Researchers demonstrate rotating high-intensity laser pulse

Scientists at Lawrence Livermore National Laboratory and the University of California, Irvine have demonstrated a high-intensity laser pulse that rotates around its axis, a design they say could give researchers new ways to control plasma. The work, reported in Nature Photonics, could open experimental paths in fusion energy, particle acceleration and laboratory astrophysics.

The researchers call the pulse a high-intensity “light spring.” According to LLNL, a conventional high-power laser usually strikes plasma as a plain, round beam, while the new pulse has structure in both space and time.

Andrew Longman, an LLNL scientist and lead author of the study, said the goal is to use shaped laser pulses to do more than push plasma back and forth. LLNL said the rotating beam could “stir” plasma and drive wave behavior that has not been tested in experiments before.

How the rotating beam was made

The team created the pulse with specialized beamsplitters and freeform optics made with extreme precision, according to LLNL. Researchers first divided a broadband laser into two parts: one containing shorter blue wavelengths and the other containing longer red wavelengths.

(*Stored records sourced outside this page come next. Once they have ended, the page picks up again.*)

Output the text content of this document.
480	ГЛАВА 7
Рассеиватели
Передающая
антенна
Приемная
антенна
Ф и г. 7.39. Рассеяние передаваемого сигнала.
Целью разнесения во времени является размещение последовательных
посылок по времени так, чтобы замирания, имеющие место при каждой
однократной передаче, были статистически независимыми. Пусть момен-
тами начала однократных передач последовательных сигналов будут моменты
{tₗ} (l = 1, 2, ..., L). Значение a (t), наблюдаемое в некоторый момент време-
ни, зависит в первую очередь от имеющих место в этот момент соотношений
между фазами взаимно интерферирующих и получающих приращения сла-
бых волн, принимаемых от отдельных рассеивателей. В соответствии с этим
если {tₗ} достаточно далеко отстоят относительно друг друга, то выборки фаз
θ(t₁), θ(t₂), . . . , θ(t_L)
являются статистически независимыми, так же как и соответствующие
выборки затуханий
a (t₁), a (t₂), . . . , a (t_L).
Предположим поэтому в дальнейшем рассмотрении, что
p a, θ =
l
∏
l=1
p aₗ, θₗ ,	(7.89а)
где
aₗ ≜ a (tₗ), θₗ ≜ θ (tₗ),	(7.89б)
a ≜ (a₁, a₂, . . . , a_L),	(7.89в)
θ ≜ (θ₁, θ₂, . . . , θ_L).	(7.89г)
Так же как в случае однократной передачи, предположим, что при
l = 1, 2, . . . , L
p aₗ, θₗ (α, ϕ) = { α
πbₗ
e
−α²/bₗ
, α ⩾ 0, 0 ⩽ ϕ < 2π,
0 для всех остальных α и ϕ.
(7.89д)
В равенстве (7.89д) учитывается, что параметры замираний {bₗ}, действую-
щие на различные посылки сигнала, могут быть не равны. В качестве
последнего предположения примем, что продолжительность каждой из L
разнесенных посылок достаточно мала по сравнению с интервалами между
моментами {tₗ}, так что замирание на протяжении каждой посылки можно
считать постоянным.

Each part then bounced off a custom nanostructured mirror. LLNL said the mirrors look flat to the eye, but each carries a faint spiral pattern; if the 6-inch mirrors were enlarged to a mile across, the height change in the spiral would be about half an inch.

Tayyab Suratwala, LLNL’s program director for Optics and Materials Science and Technology, said some of the finished optics differed from their intended design by only about five nanometers across the whole component. LLNL said that level of accuracy depended on advanced grinding and polishing methods for large optics.

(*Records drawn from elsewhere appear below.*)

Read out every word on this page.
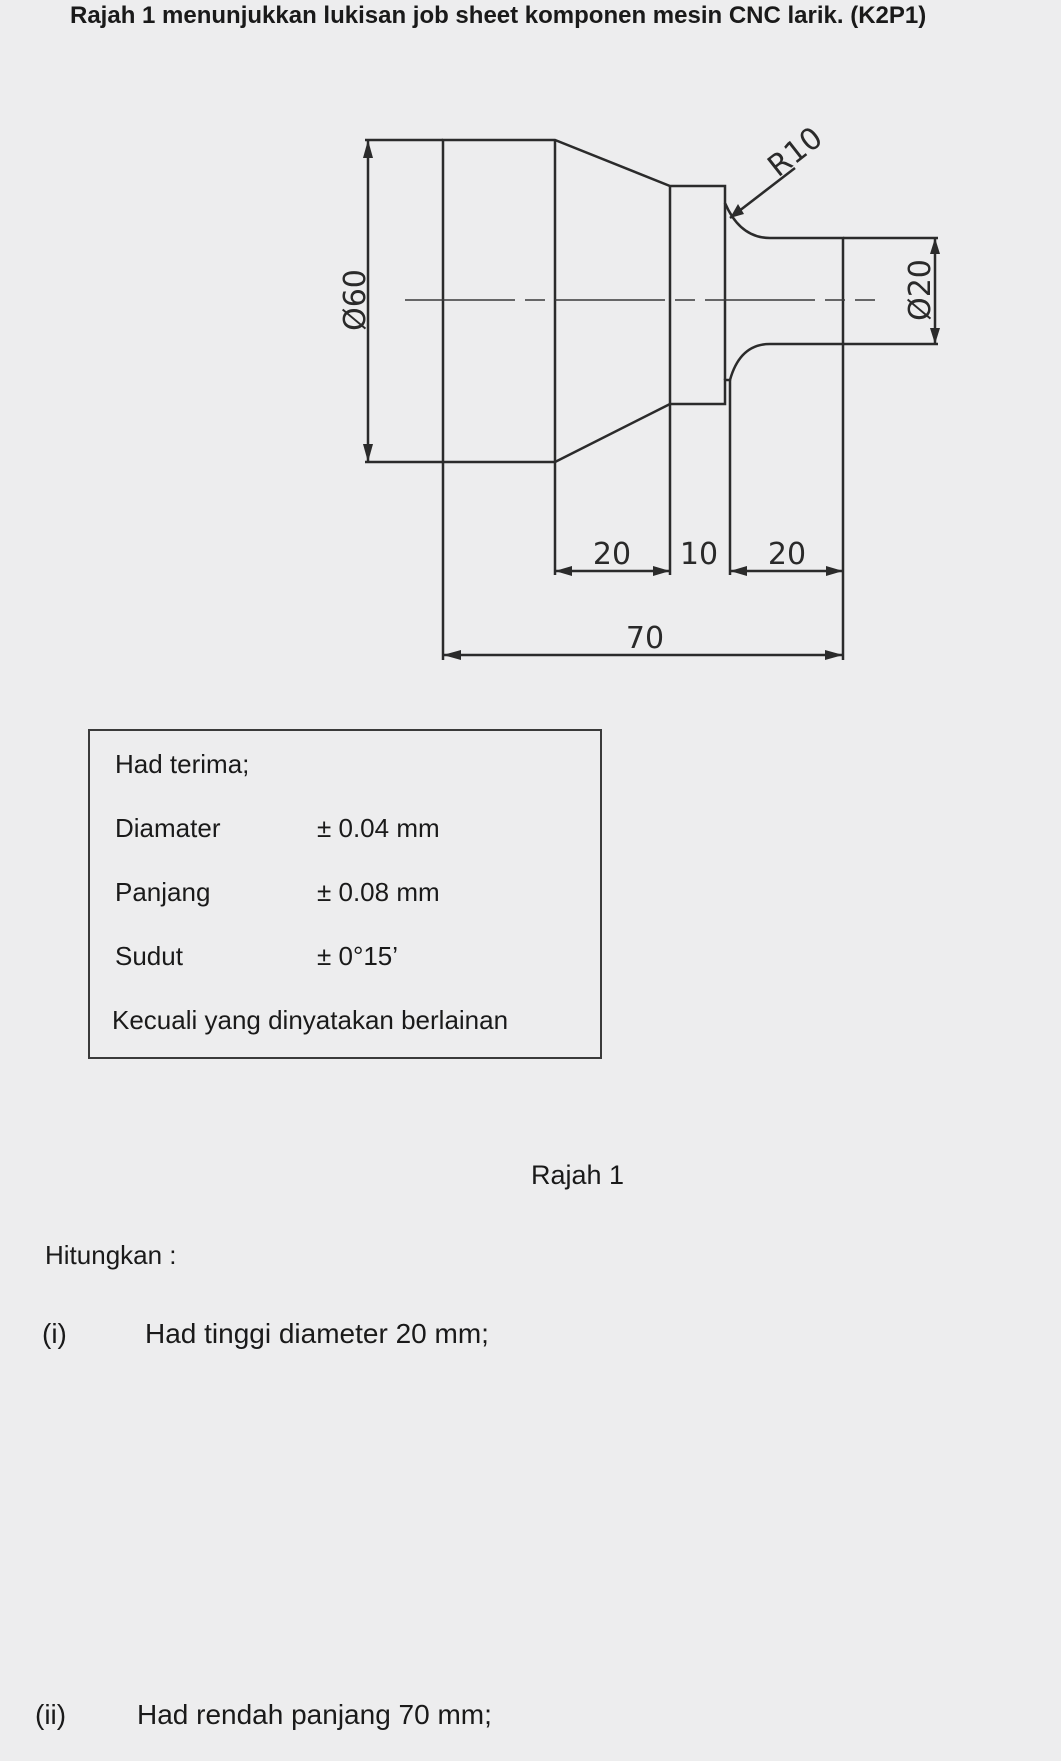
Rajah 1 menunjukkan lukisan job sheet komponen mesin CNC larik. (K2P1)
Ø60	Ø20
R10
20 10 20
70
Had terima;
Diamater	± 0.04 mm
Panjang	± 0.08 mm
Sudut	± 0°15’
Kecuali yang dinyatakan berlainan
Rajah 1
Hitungkan :
(i)	Had tinggi diameter 20 mm;
(ii)	Had rendah panjang 70 mm;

After reflection from the mirrors, a second beamsplitter recombined the two beams so they matched in space and time. LLNL said the resulting pulse has a spring-like or DNA-like twist as it travels.

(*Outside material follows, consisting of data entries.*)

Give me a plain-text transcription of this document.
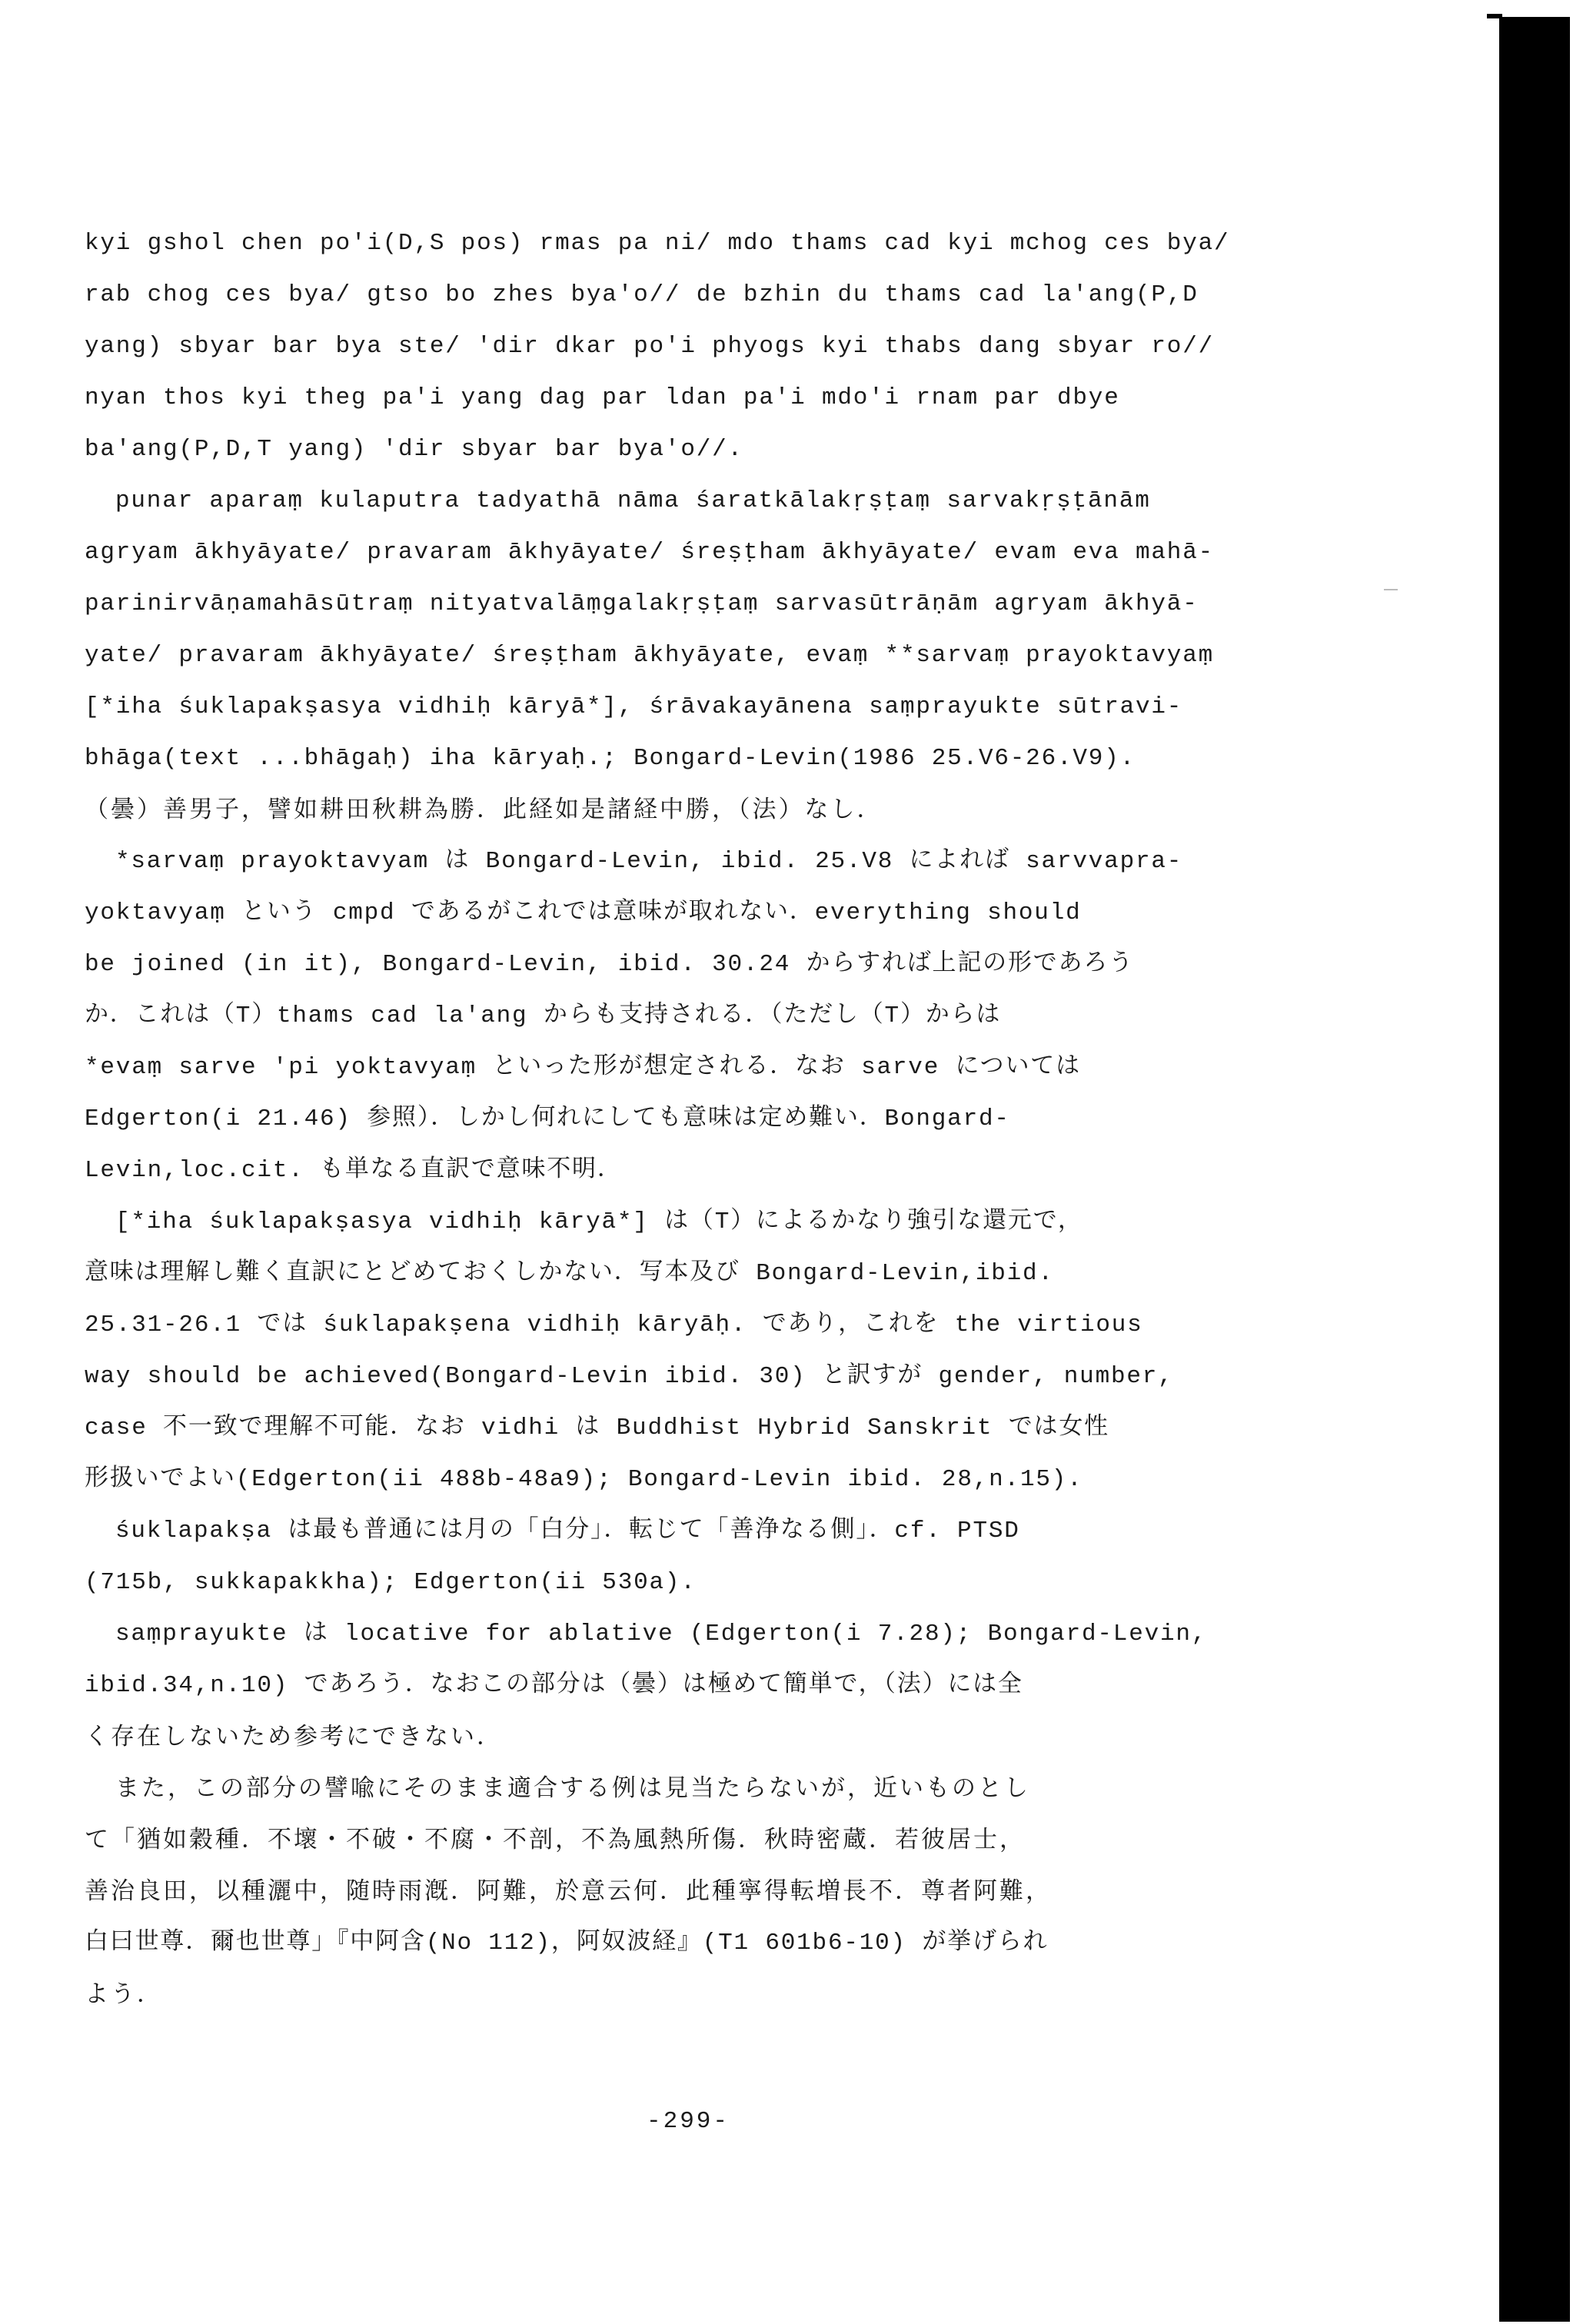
kyi gshol chen po'i(D,S pos) rmas pa ni/ mdo thams cad kyi mchog ces bya/
rab chog ces bya/ gtso bo zhes bya'o// de bzhin du thams cad la'ang(P,D
yang) sbyar bar bya ste/ 'dir dkar po'i phyogs kyi thabs dang sbyar ro//
nyan thos kyi theg pa'i yang dag par ldan pa'i mdo'i rnam par dbye
ba'ang(P,D,T yang) 'dir sbyar bar bya'o//.
punar aparaṃ kulaputra tadyathā nāma śaratkālakṛṣṭaṃ sarvakṛṣṭānām
agryam ākhyāyate/ pravaram ākhyāyate/ śreṣṭham ākhyāyate/ evam eva mahā-
parinirvāṇamahāsūtraṃ nityatvalāṃgalakṛṣṭaṃ sarvasūtrāṇām agryam ākhyā-
yate/ pravaram ākhyāyate/ śreṣṭham ākhyāyate, evaṃ **sarvaṃ prayoktavyaṃ
[*iha śuklapakṣasya vidhiḥ kāryā*], śrāvakayānena saṃprayukte sūtravi-
bhāga(text ...bhāgaḥ) iha kāryaḥ.; Bongard-Levin(1986 25.V6-26.V9).
（曇）善男子，譬如耕田秋耕為勝．此経如是諸経中勝，（法）なし．
*sarvaṃ prayoktavyam は Bongard-Levin, ibid. 25.V8 によれば sarvvapra-
yoktavyaṃ という cmpd であるがこれでは意味が取れない．everything should
be joined (in it), Bongard-Levin, ibid. 30.24 からすれば上記の形であろう
か．これは（T）thams cad la'ang からも支持される．（ただし（T）からは
*evaṃ sarve 'pi yoktavyaṃ といった形が想定される．なお sarve については
Edgerton(i 21.46) 参照）．しかし何れにしても意味は定め難い．Bongard-
Levin,loc.cit. も単なる直訳で意味不明．
[*iha śuklapakṣasya vidhiḥ kāryā*] は（T）によるかなり強引な還元で，
意味は理解し難く直訳にとどめておくしかない．写本及び Bongard-Levin,ibid.
25.31-26.1 では śuklapakṣena vidhiḥ kāryāḥ. であり，これを the virtious
way should be achieved(Bongard-Levin ibid. 30) と訳すが gender, number,
case 不一致で理解不可能．なお vidhi は Buddhist Hybrid Sanskrit では女性
形扱いでよい(Edgerton(ii 488b-48a9); Bongard-Levin ibid. 28,n.15).
śuklapakṣa は最も普通には月の「白分」．転じて「善浄なる側」．cf. PTSD
(715b, sukkapakkha); Edgerton(ii 530a).
saṃprayukte は locative for ablative (Edgerton(i 7.28); Bongard-Levin,
ibid.34,n.10) であろう．なおこの部分は（曇）は極めて簡単で，（法）には全
く存在しないため参考にできない．
また，この部分の譬喩にそのまま適合する例は見当たらないが，近いものとし
て「猶如穀種．不壞・不破・不腐・不剖，不為風熱所傷．秋時密蔵．若彼居士，
善治良田，以種灑中，随時雨漑．阿難，於意云何．此種寧得転増長不．尊者阿難，
白曰世尊．爾也世尊」『中阿含(No 112)，阿奴波経』(T1 601b6-10) が挙げられ
よう．
-299-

The laser was assembled and tested at UC Irvine by a group that included former LLNL intern Danny Attiyah and UC Irvine professor Franklin Dollar, according to LLNL.

Possible uses in plasma research

LLNL said the rotation rate of the beam can be adjusted across a wide range. The apparent motion can exceed the speed of light, the laboratory said, while still remaining consistent with relativity because no information or material object is traveling faster than light.

Computer simulations cited by the researchers suggest light springs can drive helical plasma waves that act like small electromagnetic coils. Using the precision optics, LLNL said a tabletop laser system could potentially generate magnetic fields above 100 teslas, a strength comparable to some of the strongest fields produced in laboratories.

Fields that strong could give scientists another way to study matter under extreme conditions, according to LLNL. The laboratory said researchers could use the setup to examine plasma processes linked to astrophysical environments and to test how intense magnetic fields affect atoms and the light they give off.

The team also sees a possible role in plasma-based particle acceleration. In standard plasma accelerators, LLNL said, electrons can eventually get ahead of the laser pulse that is speeding them up, which limits the energy they gain.

Simulations described by the researchers suggest helical plasma waves from light springs could keep electrons in the accelerating region over longer distances. Dollar said the approach could produce energies associated with much larger accelerator facilities over a distance on the order of a centimeter, according to LLNL.

Next steps

The scientists are continuing to test the laser and assess possible applications, LLNL said. They also are working on a version that would combine the optical elements into a single component, which the laboratory said could make light springs easier to use and scale.

The paper, “Spatiotemporal shaping of broadband helical light pulses at relativistic intensities,” was published in Nature Photonics with Longman as lead author.

This story draws on original reporting from Phys.org.